Es war kurz vor der Abstimmung, als Jennifer Peterhans den vielleicht wichtigsten Satz des Tages sagte: «Vergesst nicht, ihr könnt etwas bewirken.» Die 15-Jährige ist Vize-Präsidentin des Jugendrates der Stadt Dietikon und richtete ihre Worte an rund ein Dutzend Jugendliche der Oberstufe. Sie bestritten am Samstag die zweite Jugendsession im Singsaal der Schule Luberzen.

«Wir haben vor einem Jahr mit der Planung begonnen», sagte Peterhans. Für die Teilnahme der Session wurden Flyer verteilt. Um jugendrelevante Themen zu sammeln, wurden in den Schulen Briefkästen aufgestellt. Der Jugendrat, bestehend aus Peterhans, Valentina Büschi, Géraldine Füllemann, Kreshmeh Jabari und Leonie Stocker, hat sich der eingegangenen Themenvorschläge angenommen und sich für deren drei entschieden.

In Gruppenarbeiten zum Ziel

Konkret stand eine Veloprüfung bereits in der Unterstufe zur Diskussion.

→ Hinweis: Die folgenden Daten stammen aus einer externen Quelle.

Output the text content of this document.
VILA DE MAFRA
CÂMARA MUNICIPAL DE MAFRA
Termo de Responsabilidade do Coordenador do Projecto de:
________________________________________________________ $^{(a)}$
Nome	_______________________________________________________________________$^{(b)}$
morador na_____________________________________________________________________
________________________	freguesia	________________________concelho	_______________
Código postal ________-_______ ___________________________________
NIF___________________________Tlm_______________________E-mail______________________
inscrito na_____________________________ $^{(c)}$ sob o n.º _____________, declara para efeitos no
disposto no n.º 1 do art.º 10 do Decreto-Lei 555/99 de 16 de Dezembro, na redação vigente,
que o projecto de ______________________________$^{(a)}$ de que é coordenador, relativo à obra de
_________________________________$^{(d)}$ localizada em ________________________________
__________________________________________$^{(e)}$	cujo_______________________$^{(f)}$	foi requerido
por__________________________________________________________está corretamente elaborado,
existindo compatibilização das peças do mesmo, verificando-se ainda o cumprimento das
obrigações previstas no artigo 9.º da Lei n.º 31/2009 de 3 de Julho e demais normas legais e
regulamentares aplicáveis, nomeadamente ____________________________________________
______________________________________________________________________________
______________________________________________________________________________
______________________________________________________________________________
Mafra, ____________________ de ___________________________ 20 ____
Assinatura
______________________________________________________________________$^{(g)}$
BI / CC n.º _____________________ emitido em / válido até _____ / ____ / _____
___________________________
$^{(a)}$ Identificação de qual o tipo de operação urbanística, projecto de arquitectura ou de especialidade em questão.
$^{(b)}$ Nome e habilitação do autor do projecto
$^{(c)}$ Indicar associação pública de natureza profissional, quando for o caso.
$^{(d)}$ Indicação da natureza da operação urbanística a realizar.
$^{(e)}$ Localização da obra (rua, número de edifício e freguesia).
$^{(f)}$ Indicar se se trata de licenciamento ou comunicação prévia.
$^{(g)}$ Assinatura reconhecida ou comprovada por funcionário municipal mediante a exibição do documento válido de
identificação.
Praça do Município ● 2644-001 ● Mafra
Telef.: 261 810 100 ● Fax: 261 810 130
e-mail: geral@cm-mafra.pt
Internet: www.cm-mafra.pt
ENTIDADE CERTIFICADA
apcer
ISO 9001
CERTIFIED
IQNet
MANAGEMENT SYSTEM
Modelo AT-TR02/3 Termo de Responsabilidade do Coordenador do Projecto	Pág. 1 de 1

Auch die Lockerung des Handyverbots in den Unterrichtspausen scheint ein Bedürfnis der Schüler zu sein. Als letztes Thema kam die vermehrte Nutzung der sechs Dietiker Turnhallen im Winter auf die Traktandenliste. Die Sessions-Teilnehmenden wurden in drei Gruppen unterteilt, um die entsprechenden Massnahmevorschläge zur Abstimmung zu führen.

Bereits einmal erfolgreich

Ihnen standen der Stadtrat Philipp Müller (FDP), der Gemeinderat Philipp Sanchez (SP) und der Leiter der Schule Luberzen, Christian Aeschbach, zu Seite. Anwesend war auch Nadine Burtscher, Gemeinderätin der EVP, die einst Mitglied des Dietiker Jugendparlaments war, das 2012 inaktiv wurde. «Ich bin begeistert vom Engagement der Jugendlichen», sagte Burtscher. Sie und weitere Gäste gaben ebenso wertvolle Tipps weiter.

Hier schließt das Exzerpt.